We finished milking and released all the animals back into the pen with fresh food and water. Don went back inside while I closed up the chicken coop and realized two chickens were missing. Sigh. (Happens almost every night.) I went and found a flashlight and searched their usual haunts and found them easily enough. I was able to catch one, but the other hen, loopy in the darkness, went on a befuddled chase around the barn until she finally found her way out and into the coop. I buttoned up the chickens and came into the house in a merry temper.

The house was a sty (which normally wouldn't bother me except I always get wound up tight as a drum whenever milking issues happen) so the kids scurried around putting things to rights while I tackled the kitchen.

Then I went up to check my email and found a little love-note from Don with a link to a Swedish a capella men's quintet. (I love a capella music.) Aww. (Sniffle.) I sure do love this guy. He knows how to unkink my knots.


So to everyone who ever fantasizes about the ease and simplicity of country living, I hope this post corrects some misconceptions. It's not just gathering warm eggs and seeing baby calves being born. It's also about mastitis and cranky cows, stinky yellow diarrhea and mysterious teat conditions that baffle experienced vets.

But most of all, it's about a spouse who loves you enough to send you love notes when you need them. Because let me tell you, country living requires teamwork.

Thor pix

Well, it looks like the new calf's name is officially Thor. I wasn't crazy about it at first but it's kinda grown on me.


Thor is beautiful! Big doe eyes and dun or brown fur, not the reddish brindle coat that his older sister Pearly has.


Calves are so durn cute at this age. It's hard to resist taking too many pictures.


Despite Matilda's low-hanging udder, he's a healthy nurser. (Notice the bloody flux that stains the back of Matilda's bag, dribbling down from her vulva. Just the natural after-effects of birth. It will dry up and flake off in the next couple days.)


But - look closely above and to the right of Thor and you'll notice a nasty gash on Matilda's udder. (Sorry this photo is so blurry.)


It looks like she tore it on a nail or something. Must hurt like the dickens! I searched the barn and didn't see any obviously protruding nails, so who can say how she got it. At any rate I'm keeping a tube of triple-antibiotic ointment in the barn and I'm slathering it two or three times a day to keep the wound from getting infected.

Notice how Matilda is nuzzling Thor's bottom while he's nursing?

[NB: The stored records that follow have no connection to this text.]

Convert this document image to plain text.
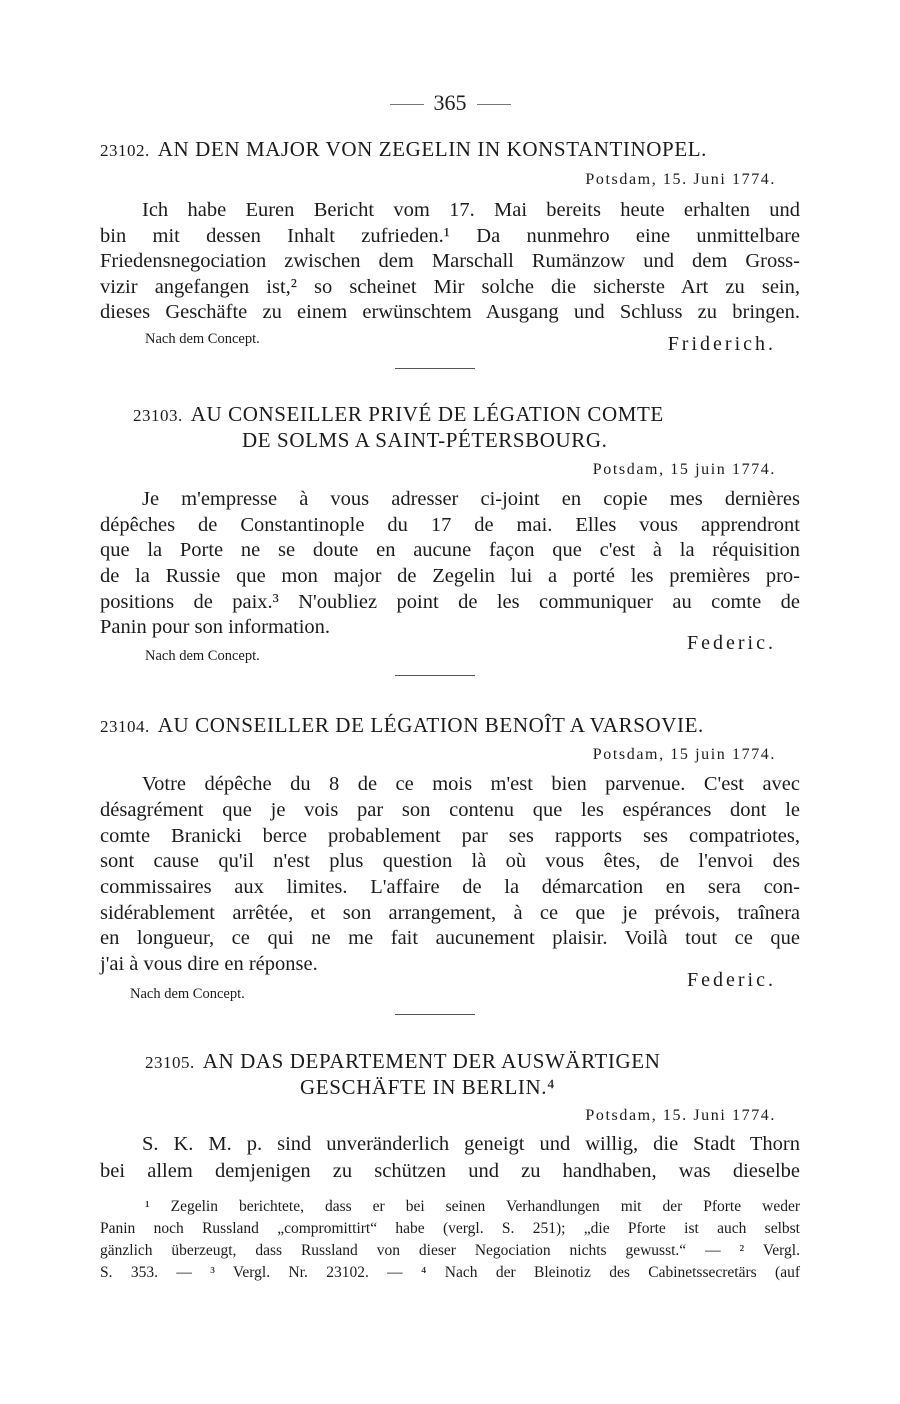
365
23102. AN DEN MAJOR VON ZEGELIN IN KONSTANTINOPEL.
Potsdam, 15. Juni 1774.
Ich habe Euren Bericht vom 17. Mai bereits heute erhalten und
bin mit dessen Inhalt zufrieden.¹ Da nunmehro eine unmittelbare
Friedensnegociation zwischen dem Marschall Rumänzow und dem Gross-
vizir angefangen ist,² so scheinet Mir solche die sicherste Art zu sein,
dieses Geschäfte zu einem erwünschtem Ausgang und Schluss zu bringen.
Nach dem Concept.	Friderich.
23103. AU CONSEILLER PRIVÉ DE LÉGATION COMTE
DE SOLMS A SAINT-PÉTERSBOURG.
Potsdam, 15 juin 1774.
Je m'empresse à vous adresser ci-joint en copie mes dernières
dépêches de Constantinople du 17 de mai. Elles vous apprendront
que la Porte ne se doute en aucune façon que c'est à la réquisition
de la Russie que mon major de Zegelin lui a porté les premières pro-
positions de paix.³ N'oubliez point de les communiquer au comte de
Panin pour son information.
Federic.
Nach dem Concept.
23104. AU CONSEILLER DE LÉGATION BENOÎT A VARSOVIE.
Potsdam, 15 juin 1774.
Votre dépêche du 8 de ce mois m'est bien parvenue. C'est avec
désagrément que je vois par son contenu que les espérances dont le
comte Branicki berce probablement par ses rapports ses compatriotes,
sont cause qu'il n'est plus question là où vous êtes, de l'envoi des
commissaires aux limites. L'affaire de la démarcation en sera con-
sidérablement arrêtée, et son arrangement, à ce que je prévois, traînera
en longueur, ce qui ne me fait aucunement plaisir. Voilà tout ce que
j'ai à vous dire en réponse.
Federic.
Nach dem Concept.
23105. AN DAS DEPARTEMENT DER AUSWÄRTIGEN
GESCHÄFTE IN BERLIN.⁴
Potsdam, 15. Juni 1774.
S. K. M. p. sind unveränderlich geneigt und willig, die Stadt Thorn
bei allem demjenigen zu schützen und zu handhaben, was dieselbe
¹ Zegelin berichtete, dass er bei seinen Verhandlungen mit der Pforte weder
Panin noch Russland „compromittirt“ habe (vergl. S. 251); „die Pforte ist auch selbst
gänzlich überzeugt, dass Russland von dieser Negociation nichts gewusst.“ — ² Vergl.
S. 353. — ³ Vergl. Nr. 23102. — ⁴ Nach der Bleinotiz des Cabinetssecretärs (auf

It seems revolting, but it is very typical behavior of a cow to vigorously lick her calf's bottom while it's nursing. It encourages a calf to deficate. Hey, whatever works I guess.

When we checked on Thor late yesterday evening, we actually found him half-covered with hay. This was the best thing that could be - hay is a superb insulator for farm animals. We actually totally covered him with hay before leaving the barn for the night - it was cold outside, and this meant little Thor (with a belly full of warm milk and a blanket of hay over him) was as snug as a calf could be.